Le 2 juin à Abidjan, l’ ancien vice-président de la Banque mondiale et ex-directeur de l’Agence française de développement (AFD) a lancé le Club africain des entrepreneurs (CAE), réunissant une soixantaine de patrons, issus des entreprises dans lesquelles I & P investit en Côte d’Ivoire (six PME financées), au Ghana, au Cameroun, au Sénégal et en Mauritanie. L’une des principales activités de ce club sera la formation en management sur des thématiques stratégiques pour ces entreprises telles que la gestion des ressources humaines, la responsabilité sociétale, la gestion financière ou encore le marketing et la communication.

Qu’est-ce que ce Club peut apporter de particulier aux entrepreneurs africains ?

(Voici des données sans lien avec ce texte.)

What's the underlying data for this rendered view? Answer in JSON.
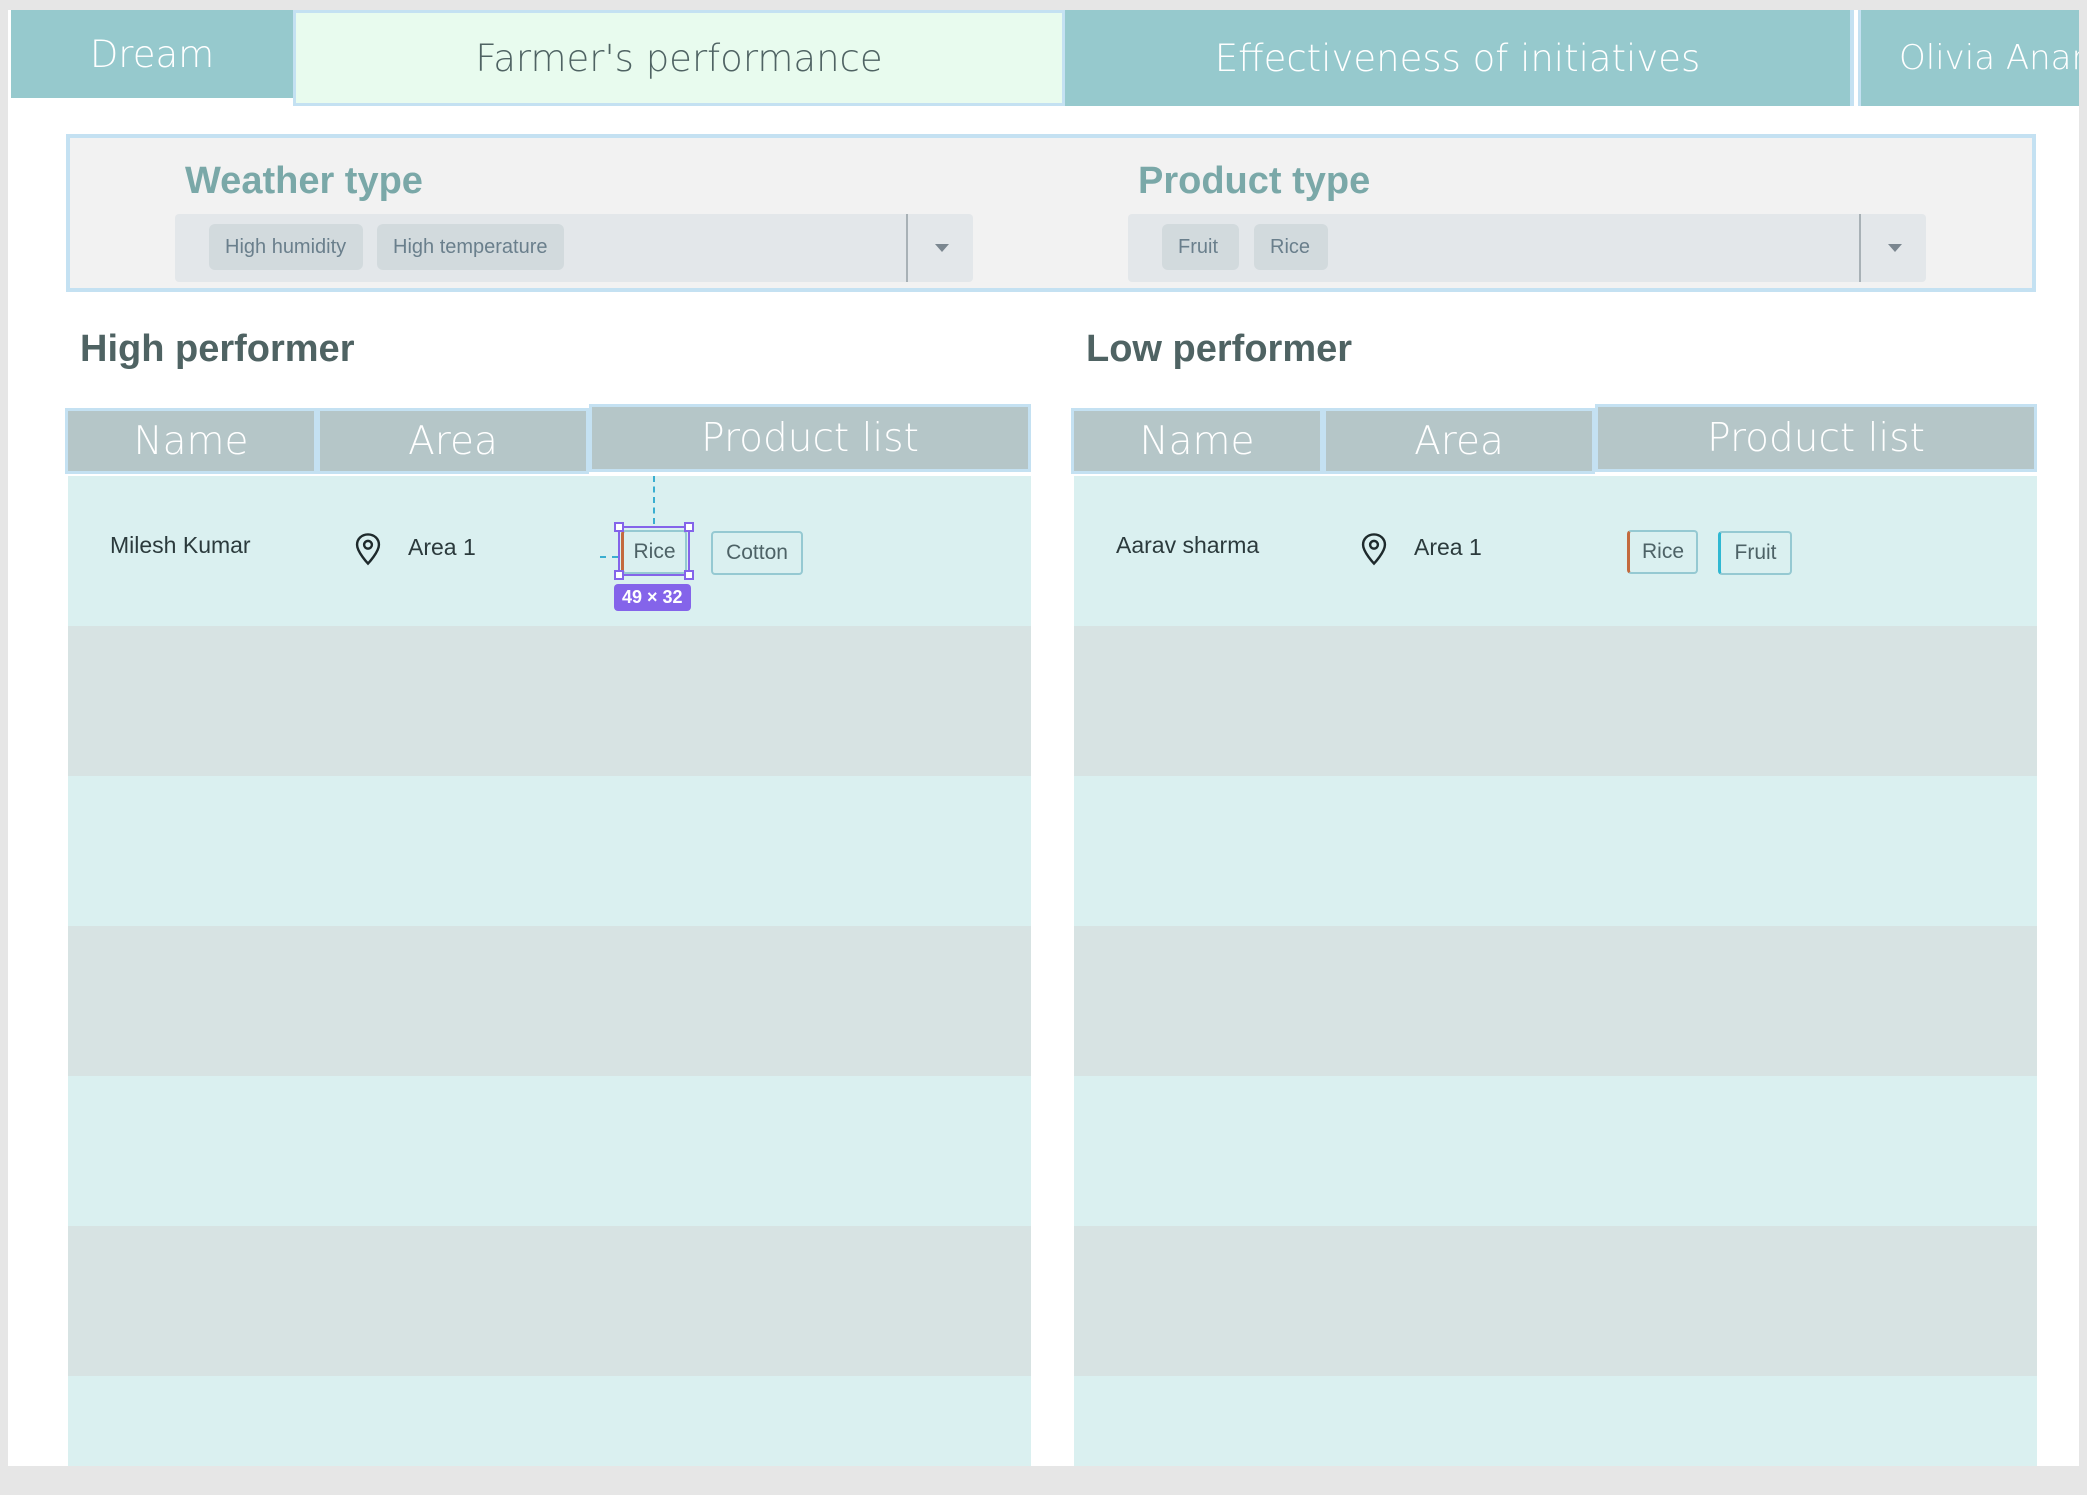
{
  "nav": {
    "brand": "Dream",
    "tabs": [
      "Farmer's performance",
      "Effectiveness of initiatives"
    ],
    "user": "Olivia Anand"
  },
  "filters": {
    "weather": {
      "title": "Weather type",
      "chips": [
        "High humidity",
        "High temperature"
      ]
    },
    "product": {
      "title": "Product type",
      "chips": [
        "Fruit",
        "Rice"
      ]
    }
  },
  "high": {
    "title": "High performer",
    "headers": [
      "Name",
      "Area",
      "Product list"
    ],
    "row": {
      "name": "Milesh Kumar",
      "area": "Area 1",
      "products": [
        "Rice",
        "Cotton"
      ]
    }
  },
  "low": {
    "title": "Low performer",
    "headers": [
      "Name",
      "Area",
      "Product list"
    ],
    "row": {
      "name": "Aarav sharma",
      "area": "Area 1",
      "products": [
        "Rice",
        "Fruit"
      ]
    }
  },
  "selection": {
    "dimensions": "49 × 32"
  },
  "colors": {
    "nav_bg": "#96c9cd",
    "active_tab_bg": "#e8fbee",
    "header_bg": "#b5c6c8",
    "row_light": "#daf0f0",
    "row_dark": "#d7e3e3",
    "selection": "#8464ea"
  },
  "icons": [
    "location-pin-icon",
    "chevron-down-icon"
  ]
}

Jean-Michel Sévérino Il est destiné à briser la solitude des entrepreneurs. Bien souvent, ils sont confrontés à des difficultés à l’intérieur même de leur entreprise, avec leurs clients, leurs fournisseurs ou l’Etat. Ils ont aussi des problèmes quotidiens de logistique, sans savoir où « mettre la tête ». Il est très important qu’ils puissent échanger entre eux, s’apporter des solutions, débattre de leurs soucis, progresser ensemble. Mais aussi trouver des moyens de se conforter, en mettant en place des programmes de formation pour leurs salariés, en parlant des opportunités, en organisant des plaidoyers à destination des gouvernements, des institutions internationales pour façonner un cadre plus favorable aux PME. Toute chose qu’ils ne peuvent faire seuls.

Ces PME parviendront-elles un jour à être au même niveau de décision que les multinationales présentes sur le continent ?

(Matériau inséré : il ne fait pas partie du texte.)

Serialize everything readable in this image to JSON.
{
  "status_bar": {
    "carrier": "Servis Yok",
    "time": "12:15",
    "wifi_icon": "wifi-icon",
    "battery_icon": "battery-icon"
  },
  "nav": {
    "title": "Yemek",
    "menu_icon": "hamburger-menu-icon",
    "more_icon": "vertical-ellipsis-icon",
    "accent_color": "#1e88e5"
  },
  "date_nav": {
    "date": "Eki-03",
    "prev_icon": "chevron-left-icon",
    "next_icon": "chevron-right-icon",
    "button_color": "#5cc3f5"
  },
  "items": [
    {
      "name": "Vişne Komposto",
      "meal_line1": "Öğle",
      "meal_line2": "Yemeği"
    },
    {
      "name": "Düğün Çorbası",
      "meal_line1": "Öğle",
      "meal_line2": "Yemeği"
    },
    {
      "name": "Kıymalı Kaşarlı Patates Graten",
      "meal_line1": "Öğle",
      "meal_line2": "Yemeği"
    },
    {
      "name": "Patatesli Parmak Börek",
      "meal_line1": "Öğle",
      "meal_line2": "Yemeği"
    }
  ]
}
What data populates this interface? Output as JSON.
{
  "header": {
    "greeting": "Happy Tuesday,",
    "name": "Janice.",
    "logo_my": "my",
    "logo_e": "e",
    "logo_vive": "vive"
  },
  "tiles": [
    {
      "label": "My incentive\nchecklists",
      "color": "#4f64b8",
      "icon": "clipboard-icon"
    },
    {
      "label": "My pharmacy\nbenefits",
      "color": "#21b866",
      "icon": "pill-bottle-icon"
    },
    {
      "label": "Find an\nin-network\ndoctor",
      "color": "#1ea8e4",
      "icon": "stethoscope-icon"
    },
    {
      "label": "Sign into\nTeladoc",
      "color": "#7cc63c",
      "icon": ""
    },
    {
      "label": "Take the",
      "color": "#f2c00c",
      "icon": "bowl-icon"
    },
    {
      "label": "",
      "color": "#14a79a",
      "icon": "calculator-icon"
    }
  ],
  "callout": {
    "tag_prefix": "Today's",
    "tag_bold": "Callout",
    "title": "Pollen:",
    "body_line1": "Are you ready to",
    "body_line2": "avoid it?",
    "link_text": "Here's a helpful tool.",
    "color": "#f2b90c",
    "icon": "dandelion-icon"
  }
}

Ce sera toujours difficile d’avoir les mêmes voix que les multinationales. Mais, il s’agit bien de leur donner une grande force, une visibilité vis-à-vis de tous les décideurs. Elles doivent pouvoir influencer les décisions au sommet des Etats, parce qu’elles absorbent chaque année le plus grand nombre de demandeurs d’emplois, contribuant énormément à faire reculer le chômage. Alors elles ne doivent pas que subir l’orientation des multinationales.

Mais cela reste encore un club très fermé…

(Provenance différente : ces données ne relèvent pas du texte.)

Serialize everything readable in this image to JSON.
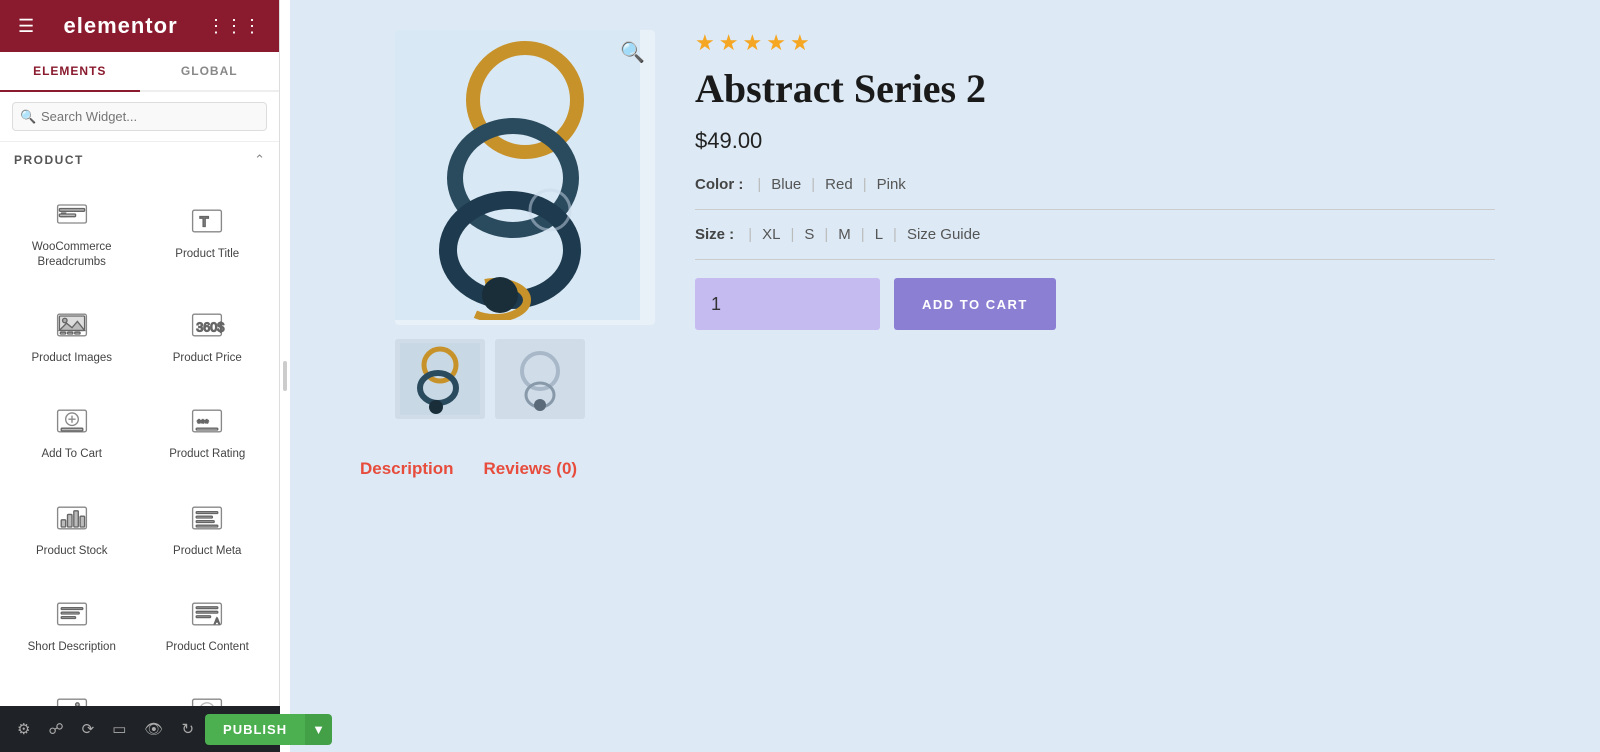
{
  "sidebar": {
    "logo": "elementor",
    "tabs": [
      {
        "id": "elements",
        "label": "ELEMENTS",
        "active": true
      },
      {
        "id": "global",
        "label": "GLOBAL",
        "active": false
      }
    ],
    "search": {
      "placeholder": "Search Widget..."
    },
    "section": {
      "title": "PRODUCT",
      "collapsed": false
    },
    "widgets": [
      {
        "id": "woocommerce-breadcrumbs",
        "label": "WooCommerce Breadcrumbs",
        "icon": "breadcrumb-icon"
      },
      {
        "id": "product-title",
        "label": "Product Title",
        "icon": "product-title-icon"
      },
      {
        "id": "product-images",
        "label": "Product Images",
        "icon": "product-images-icon"
      },
      {
        "id": "product-price",
        "label": "Product Price",
        "icon": "product-price-icon"
      },
      {
        "id": "add-to-cart",
        "label": "Add To Cart",
        "icon": "add-to-cart-icon"
      },
      {
        "id": "product-rating",
        "label": "Product Rating",
        "icon": "product-rating-icon"
      },
      {
        "id": "product-stock",
        "label": "Product Stock",
        "icon": "product-stock-icon"
      },
      {
        "id": "product-meta",
        "label": "Product Meta",
        "icon": "product-meta-icon"
      },
      {
        "id": "short-description",
        "label": "Short Description",
        "icon": "short-description-icon"
      },
      {
        "id": "product-content",
        "label": "Product Content",
        "icon": "product-content-icon"
      },
      {
        "id": "widget-11",
        "label": "",
        "icon": "widget-11-icon"
      },
      {
        "id": "widget-12",
        "label": "",
        "icon": "widget-12-icon"
      }
    ]
  },
  "toolbar": {
    "icons": [
      "settings",
      "layers",
      "history",
      "responsive",
      "eye",
      "redo"
    ],
    "publish_label": "PUBLISH"
  },
  "product": {
    "stars": 5,
    "title": "Abstract Series 2",
    "price": "$49.00",
    "color_label": "Color :",
    "colors": [
      "Blue",
      "Red",
      "Pink"
    ],
    "size_label": "Size :",
    "sizes": [
      "XL",
      "S",
      "M",
      "L"
    ],
    "size_guide": "Size Guide",
    "quantity": "1",
    "add_to_cart": "ADD TO CART",
    "tabs": [
      "Description",
      "Reviews (0)"
    ]
  }
}
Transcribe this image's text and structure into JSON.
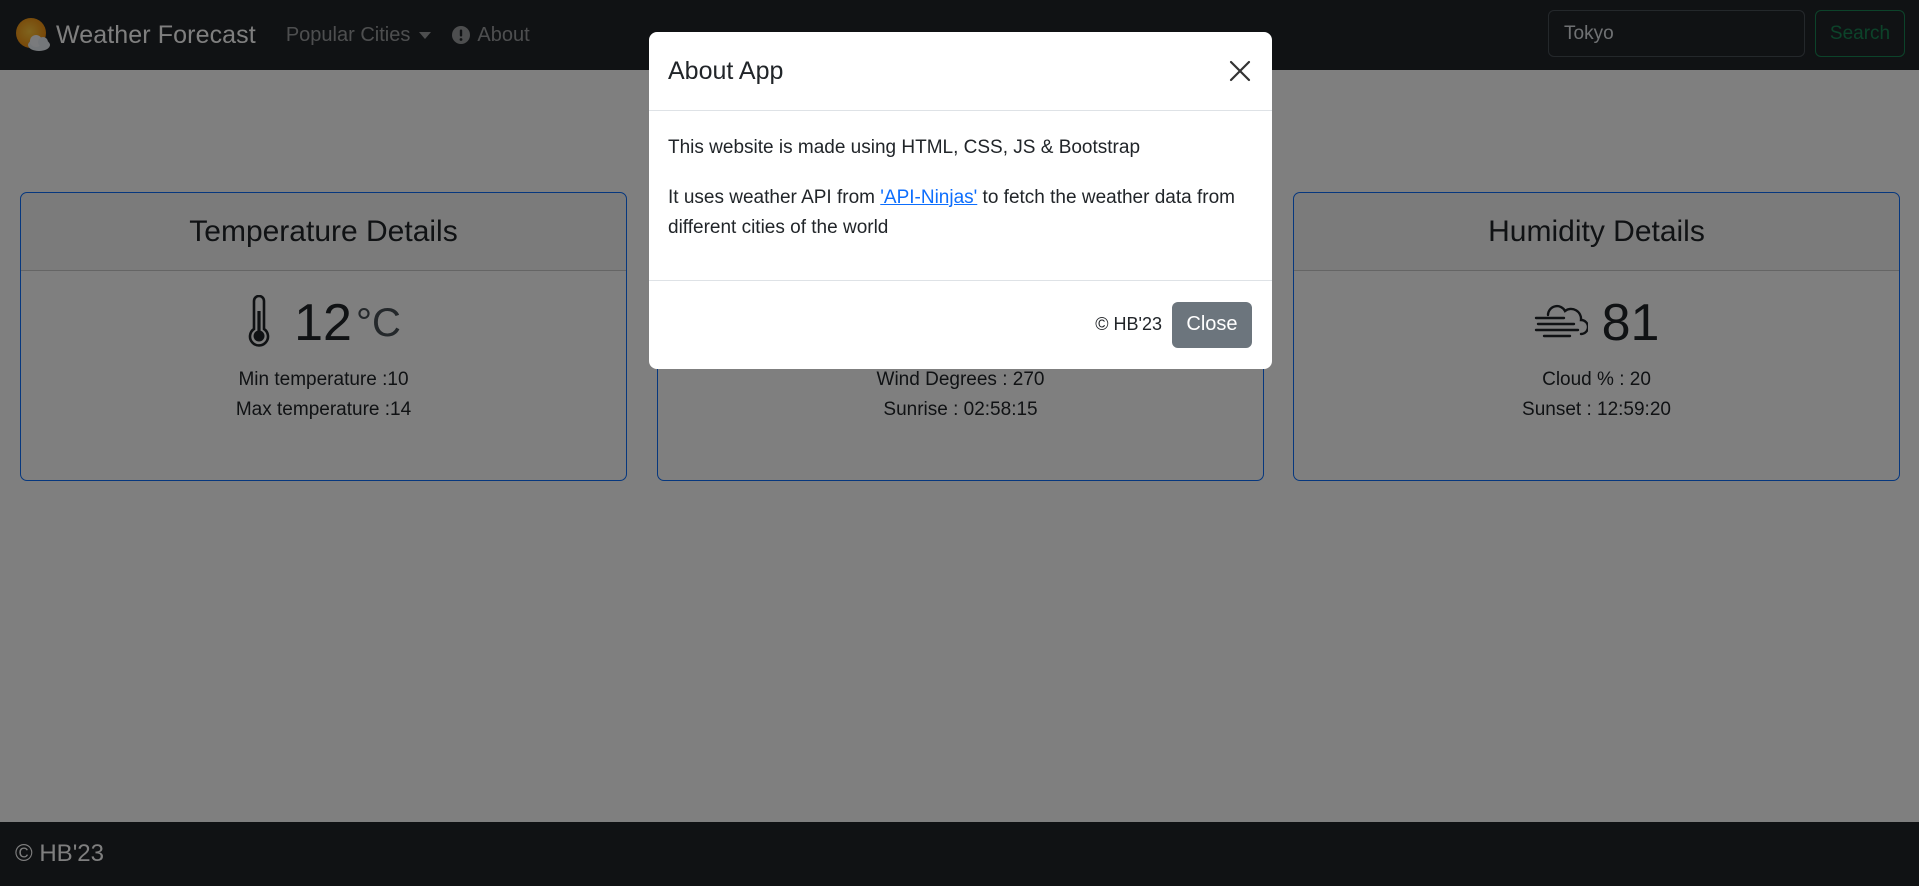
{
  "navbar": {
    "brand": "Weather Forecast",
    "cities_label": "Popular Cities",
    "about_label": "About",
    "search_value": "Tokyo",
    "search_button": "Search"
  },
  "cards": {
    "temperature": {
      "title": "Temperature Details",
      "value": "12",
      "unit": "°C",
      "line1": "Min temperature :10",
      "line2": "Max temperature :14"
    },
    "wind": {
      "line1": "Wind Degrees : 270",
      "line2": "Sunrise : 02:58:15"
    },
    "humidity": {
      "title": "Humidity Details",
      "value": "81",
      "line1": "Cloud % : 20",
      "line2": "Sunset : 12:59:20"
    }
  },
  "footer": {
    "text": "© HB'23"
  },
  "modal": {
    "title": "About App",
    "body1": "This website is made using HTML, CSS, JS & Bootstrap",
    "body2_prefix": "It uses weather API from ",
    "body2_link": "'API-Ninjas'",
    "body2_suffix": " to fetch the weather data from different cities of the world",
    "copyright": "© HB'23",
    "close_button": "Close"
  },
  "icons": {
    "brand": "sun-cloud-icon",
    "about": "info-circle-icon",
    "temperature": "thermometer-icon",
    "humidity": "wind-cloud-icon",
    "close": "close-icon"
  },
  "colors": {
    "navbar_bg": "#212529",
    "card_border": "#0d6efd",
    "search_button": "#198754",
    "close_button": "#6c757d",
    "link": "#0d6efd"
  }
}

Aujourd’hui, nous partons avec les entreprises du portefeuille d’I & P parce que celles-ci entretiennent des valeurs communes qui sont très importantes pour la famille, une forme de confiance, mais aussi un code d’éthique. Nous démarrons là, mais l’intention de ce club, au fur et à mesure qu’il va se renforcer, est de s’ouvrir et d’avoir une approche plus vaste.

Propos recueillis par Alexis Adélé (contributeur Le Monde Afrique, Abidjan)

 

 

En décembre 2015, vous lanciez le fonds IPDEV2 pour soutenir d’autres types d’initiatives sur le continent. Où en est ce projet ?

Effectivement, nous avons décidé de la mise en place d’un fonds d’investissement dans dix pays en dix ans pour financer des start-up, des jeunes entreprises en développement. A l’heure actuelle, trois fonds ont été créés : au Niger, au Burkina Faso et au Sénégal. C’est désormais au tour de la Côte d’Ivoire d’accueillir l’initiative. Nous espérons y aboutir au premier semestre 2017, après avoir recruté et formé une équipe ivoirienne. Nous allons apporter une contribution au capital de ce fonds, mais souhaitons avoir un soutien d’acteurs locaux : des entreprises, des coactionnaires, des femmes et hommes d’affaires ivoiriens. C’est un projet rentable et l’enveloppe qui sera consacrée est en cours de définition, mais ce sont plusieurs millions d’euros qui seront mis à disposition. Ce que nous souhaitons faire, ce n’est pas susciter l’émergence d’une équipe nationale, mais travailler les unes avec les autres.